Catherine había confirmado a Robert que todos los domingos por la mañana el fiscal se iba a misa a las diez en punto, así que, decidido, Robert lucha contra el asco que se apodera de él y se monta en su bici. Hay que salvar a Boris.

Son las diez cuando Robert sale a la calle. El procurador acaba de cerrar la verja de su jardín. Acompañado por su mujer y su hija, camina por la acera. Robert le quita el seguro a su revólver y avanza hacia él; el grupo llega a su altura y pasa de largo. Robert saca su arma, da media vuelta y apunta. No lo hará por la espalda, así que grita:

– ¡Lespinasse!

Sorprendida, la familia se vuelve y descubre el arma que le apunta, pero ya han resonado dos disparos y el fiscal cae de rodillas, con las manos sobre el vientre. Con los ojos abiertos de par en par, Lespinasse se queda mirando a Robert, vuelve a levantarse, titubea y se apoya en un árbol. ¡Los cabrones son verdaderamente duros!

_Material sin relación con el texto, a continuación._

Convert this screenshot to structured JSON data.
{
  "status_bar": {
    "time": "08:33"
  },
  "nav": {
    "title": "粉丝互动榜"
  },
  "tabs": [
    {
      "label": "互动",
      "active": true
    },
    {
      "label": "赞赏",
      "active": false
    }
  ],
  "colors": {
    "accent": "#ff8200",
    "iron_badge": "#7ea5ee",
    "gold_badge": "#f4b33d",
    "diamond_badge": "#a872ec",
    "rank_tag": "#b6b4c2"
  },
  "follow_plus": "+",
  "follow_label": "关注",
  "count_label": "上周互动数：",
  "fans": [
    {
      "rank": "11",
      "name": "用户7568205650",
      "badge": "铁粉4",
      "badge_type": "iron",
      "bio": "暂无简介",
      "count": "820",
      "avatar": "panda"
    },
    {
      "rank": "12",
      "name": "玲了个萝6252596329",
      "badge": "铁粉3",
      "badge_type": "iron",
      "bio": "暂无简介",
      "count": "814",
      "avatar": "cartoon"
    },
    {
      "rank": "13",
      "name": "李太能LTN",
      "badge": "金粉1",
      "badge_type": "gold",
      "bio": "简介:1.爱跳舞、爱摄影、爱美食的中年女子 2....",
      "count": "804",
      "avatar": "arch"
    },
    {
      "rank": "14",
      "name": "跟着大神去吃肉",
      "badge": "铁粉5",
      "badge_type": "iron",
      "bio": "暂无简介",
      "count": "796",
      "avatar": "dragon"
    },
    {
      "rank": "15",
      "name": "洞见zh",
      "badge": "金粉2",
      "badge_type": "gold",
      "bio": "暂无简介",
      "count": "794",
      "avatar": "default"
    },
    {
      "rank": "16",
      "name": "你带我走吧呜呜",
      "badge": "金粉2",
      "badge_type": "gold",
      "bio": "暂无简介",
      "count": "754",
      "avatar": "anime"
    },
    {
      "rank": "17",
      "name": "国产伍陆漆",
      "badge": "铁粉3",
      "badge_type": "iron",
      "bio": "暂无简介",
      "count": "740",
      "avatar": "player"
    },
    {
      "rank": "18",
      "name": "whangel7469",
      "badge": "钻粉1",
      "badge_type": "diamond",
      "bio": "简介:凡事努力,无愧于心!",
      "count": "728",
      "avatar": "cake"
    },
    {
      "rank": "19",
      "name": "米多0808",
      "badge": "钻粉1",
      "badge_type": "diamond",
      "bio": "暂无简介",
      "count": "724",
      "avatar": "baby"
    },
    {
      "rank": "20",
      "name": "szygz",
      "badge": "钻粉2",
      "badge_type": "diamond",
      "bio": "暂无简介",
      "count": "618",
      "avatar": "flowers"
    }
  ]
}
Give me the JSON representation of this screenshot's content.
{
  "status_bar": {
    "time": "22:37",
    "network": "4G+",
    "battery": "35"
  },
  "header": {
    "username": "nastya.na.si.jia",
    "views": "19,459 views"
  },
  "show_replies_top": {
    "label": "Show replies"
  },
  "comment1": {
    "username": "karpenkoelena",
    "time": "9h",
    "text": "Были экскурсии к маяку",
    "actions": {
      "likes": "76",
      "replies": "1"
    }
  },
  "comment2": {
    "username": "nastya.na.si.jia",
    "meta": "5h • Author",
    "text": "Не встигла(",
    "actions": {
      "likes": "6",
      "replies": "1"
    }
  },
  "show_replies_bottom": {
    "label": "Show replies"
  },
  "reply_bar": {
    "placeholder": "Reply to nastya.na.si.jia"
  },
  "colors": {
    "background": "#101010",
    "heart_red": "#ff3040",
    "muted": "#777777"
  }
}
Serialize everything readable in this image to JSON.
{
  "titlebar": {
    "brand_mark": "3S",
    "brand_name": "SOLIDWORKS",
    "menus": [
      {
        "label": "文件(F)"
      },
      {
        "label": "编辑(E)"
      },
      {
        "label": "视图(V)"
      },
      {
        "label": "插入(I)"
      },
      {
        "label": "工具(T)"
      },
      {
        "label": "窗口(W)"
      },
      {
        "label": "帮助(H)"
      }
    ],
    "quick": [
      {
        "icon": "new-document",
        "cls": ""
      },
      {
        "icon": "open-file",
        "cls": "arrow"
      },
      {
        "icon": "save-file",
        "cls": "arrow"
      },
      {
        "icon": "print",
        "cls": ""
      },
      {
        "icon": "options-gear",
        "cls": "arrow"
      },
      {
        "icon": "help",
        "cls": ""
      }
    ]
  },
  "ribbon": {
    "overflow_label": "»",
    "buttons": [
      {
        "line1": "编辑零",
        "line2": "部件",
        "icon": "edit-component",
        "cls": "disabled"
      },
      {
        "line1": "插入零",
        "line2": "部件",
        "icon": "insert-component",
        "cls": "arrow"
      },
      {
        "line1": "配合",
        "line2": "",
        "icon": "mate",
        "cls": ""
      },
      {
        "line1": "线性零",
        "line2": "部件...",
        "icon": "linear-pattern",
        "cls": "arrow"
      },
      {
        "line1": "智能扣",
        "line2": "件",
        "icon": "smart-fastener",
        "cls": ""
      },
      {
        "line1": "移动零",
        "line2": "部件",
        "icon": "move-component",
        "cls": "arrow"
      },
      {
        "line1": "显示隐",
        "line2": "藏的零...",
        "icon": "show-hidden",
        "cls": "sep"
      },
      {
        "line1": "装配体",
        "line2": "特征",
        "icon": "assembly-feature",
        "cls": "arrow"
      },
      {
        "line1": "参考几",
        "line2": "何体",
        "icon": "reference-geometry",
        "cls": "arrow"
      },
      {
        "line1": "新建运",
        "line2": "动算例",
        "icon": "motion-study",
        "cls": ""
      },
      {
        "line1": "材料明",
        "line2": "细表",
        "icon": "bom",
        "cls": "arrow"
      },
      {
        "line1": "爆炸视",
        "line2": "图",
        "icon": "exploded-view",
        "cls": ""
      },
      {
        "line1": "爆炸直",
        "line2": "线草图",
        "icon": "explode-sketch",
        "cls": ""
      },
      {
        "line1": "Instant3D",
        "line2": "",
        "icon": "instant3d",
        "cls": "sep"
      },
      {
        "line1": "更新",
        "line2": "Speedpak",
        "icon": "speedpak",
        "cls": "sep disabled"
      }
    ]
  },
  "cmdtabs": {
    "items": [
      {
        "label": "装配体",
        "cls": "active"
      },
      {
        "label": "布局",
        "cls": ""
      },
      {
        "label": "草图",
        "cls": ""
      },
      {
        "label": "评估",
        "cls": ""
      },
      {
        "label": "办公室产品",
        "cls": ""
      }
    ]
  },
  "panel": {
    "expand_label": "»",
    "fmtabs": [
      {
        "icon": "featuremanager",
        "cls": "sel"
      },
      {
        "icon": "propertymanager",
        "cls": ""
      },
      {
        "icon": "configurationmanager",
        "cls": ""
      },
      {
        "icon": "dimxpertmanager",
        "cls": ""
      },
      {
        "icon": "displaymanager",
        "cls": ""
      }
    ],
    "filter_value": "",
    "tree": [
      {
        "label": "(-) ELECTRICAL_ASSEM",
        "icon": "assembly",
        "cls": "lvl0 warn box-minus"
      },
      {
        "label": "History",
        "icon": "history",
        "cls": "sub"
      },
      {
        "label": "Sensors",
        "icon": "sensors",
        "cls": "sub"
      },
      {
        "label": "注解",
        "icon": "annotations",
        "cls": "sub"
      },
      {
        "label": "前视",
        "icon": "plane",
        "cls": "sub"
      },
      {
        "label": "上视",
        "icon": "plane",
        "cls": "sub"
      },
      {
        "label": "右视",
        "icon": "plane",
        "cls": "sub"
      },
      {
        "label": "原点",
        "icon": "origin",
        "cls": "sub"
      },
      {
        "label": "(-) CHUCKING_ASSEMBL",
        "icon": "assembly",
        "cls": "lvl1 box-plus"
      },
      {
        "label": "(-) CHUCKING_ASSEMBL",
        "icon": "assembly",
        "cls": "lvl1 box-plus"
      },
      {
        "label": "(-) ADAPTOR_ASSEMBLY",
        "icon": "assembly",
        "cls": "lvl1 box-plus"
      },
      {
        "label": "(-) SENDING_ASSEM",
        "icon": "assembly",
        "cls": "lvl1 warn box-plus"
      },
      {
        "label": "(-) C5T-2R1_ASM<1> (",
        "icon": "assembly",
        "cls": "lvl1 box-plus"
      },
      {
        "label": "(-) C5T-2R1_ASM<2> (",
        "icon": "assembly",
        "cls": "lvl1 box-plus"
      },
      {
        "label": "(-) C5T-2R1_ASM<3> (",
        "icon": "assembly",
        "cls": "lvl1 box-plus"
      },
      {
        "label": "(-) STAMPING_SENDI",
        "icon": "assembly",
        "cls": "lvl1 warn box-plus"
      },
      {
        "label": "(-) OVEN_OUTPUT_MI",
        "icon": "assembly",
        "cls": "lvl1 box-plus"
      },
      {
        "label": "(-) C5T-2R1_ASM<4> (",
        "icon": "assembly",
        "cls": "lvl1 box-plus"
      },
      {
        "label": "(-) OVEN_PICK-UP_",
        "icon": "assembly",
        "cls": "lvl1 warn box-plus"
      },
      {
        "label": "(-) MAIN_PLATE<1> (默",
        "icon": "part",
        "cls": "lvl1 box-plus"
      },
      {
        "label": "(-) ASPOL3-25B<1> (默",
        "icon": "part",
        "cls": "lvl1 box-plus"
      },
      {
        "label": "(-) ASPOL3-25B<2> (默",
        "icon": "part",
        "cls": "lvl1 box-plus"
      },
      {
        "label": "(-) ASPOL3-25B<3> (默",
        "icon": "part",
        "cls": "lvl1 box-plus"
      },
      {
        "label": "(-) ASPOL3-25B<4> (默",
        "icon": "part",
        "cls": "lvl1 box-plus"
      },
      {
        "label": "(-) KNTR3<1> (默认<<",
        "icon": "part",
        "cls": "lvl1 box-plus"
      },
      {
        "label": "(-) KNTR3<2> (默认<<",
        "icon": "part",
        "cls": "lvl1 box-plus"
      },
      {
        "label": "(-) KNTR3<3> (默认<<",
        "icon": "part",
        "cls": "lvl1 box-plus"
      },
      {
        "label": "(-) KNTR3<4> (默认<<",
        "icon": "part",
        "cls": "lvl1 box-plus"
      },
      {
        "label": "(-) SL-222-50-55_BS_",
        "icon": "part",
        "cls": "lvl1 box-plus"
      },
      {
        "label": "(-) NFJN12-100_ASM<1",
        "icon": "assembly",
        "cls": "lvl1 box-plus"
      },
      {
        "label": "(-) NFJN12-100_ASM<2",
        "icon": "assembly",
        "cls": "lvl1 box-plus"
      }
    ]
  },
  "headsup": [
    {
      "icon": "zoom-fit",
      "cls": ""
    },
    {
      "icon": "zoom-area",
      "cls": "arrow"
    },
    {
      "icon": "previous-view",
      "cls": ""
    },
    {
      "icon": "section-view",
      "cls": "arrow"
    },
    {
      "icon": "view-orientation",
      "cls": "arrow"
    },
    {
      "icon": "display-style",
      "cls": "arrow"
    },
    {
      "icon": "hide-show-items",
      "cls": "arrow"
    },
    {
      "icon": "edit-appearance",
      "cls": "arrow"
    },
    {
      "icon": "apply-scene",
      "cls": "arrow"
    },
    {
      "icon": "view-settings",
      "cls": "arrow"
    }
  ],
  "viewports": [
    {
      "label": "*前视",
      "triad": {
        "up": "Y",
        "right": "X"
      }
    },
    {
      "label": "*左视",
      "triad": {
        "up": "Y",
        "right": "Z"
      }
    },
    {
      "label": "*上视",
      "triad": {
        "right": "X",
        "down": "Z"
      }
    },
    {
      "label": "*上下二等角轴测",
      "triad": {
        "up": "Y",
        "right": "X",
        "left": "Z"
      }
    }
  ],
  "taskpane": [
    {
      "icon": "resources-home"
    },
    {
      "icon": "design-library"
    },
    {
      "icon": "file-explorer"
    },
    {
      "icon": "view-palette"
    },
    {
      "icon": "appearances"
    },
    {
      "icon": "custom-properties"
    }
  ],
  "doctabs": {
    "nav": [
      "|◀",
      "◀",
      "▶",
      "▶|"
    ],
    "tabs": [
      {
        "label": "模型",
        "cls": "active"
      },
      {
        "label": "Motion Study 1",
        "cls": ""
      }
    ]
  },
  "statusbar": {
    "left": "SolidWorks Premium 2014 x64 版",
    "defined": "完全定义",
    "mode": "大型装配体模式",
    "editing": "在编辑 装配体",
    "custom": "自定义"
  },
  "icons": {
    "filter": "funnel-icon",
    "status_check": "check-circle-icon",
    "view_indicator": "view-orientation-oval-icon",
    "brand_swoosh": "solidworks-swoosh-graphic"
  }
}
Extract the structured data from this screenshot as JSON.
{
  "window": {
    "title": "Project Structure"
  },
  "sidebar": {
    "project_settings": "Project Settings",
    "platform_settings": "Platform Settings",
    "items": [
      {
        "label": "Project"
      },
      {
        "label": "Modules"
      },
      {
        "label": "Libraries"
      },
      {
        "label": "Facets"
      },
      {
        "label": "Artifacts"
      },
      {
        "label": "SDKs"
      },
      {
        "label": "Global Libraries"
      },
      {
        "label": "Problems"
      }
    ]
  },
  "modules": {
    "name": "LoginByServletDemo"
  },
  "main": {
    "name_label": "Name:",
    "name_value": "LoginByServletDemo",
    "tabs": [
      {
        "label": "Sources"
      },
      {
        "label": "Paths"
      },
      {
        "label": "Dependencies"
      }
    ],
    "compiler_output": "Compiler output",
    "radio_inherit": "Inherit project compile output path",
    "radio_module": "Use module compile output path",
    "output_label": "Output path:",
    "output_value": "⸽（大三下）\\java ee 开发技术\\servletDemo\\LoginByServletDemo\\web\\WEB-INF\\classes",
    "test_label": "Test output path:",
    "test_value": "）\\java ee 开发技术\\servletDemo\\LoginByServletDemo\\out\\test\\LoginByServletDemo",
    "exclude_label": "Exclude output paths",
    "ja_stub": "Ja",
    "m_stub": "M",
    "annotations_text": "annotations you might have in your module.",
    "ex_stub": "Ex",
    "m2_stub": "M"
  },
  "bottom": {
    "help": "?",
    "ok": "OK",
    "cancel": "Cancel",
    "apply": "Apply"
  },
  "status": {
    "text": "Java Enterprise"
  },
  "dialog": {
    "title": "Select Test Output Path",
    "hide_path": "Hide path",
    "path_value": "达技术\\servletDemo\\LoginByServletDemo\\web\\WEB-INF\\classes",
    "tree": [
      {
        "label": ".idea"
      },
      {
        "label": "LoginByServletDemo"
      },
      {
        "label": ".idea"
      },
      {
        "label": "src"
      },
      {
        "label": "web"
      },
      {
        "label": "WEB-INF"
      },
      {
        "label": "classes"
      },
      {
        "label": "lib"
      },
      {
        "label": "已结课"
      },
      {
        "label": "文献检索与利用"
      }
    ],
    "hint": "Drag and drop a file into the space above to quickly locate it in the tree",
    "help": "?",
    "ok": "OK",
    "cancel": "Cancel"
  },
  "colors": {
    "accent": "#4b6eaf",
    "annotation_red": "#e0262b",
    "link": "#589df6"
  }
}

Robert se acerca y Lespinasse, a modo de súplica, murmura:

– Gracia…

Robert, a su vez, piensa en el cuerpo de Marcel, con la cabeza entre las manos dentro de su ataúd y ve el rostro de los compañeros abatidos. A todos esos chicos no les concedió gracia o piedad alguna; Robert vacía su cargador. Las dos mujeres gritan, un peatón intenta venir a ayudarlo, pero Robert levanta su arma y el hombre retrocede.

Y mientras Robert se aleja en su bici, las llamadas de auxilio se elevan a su espalda.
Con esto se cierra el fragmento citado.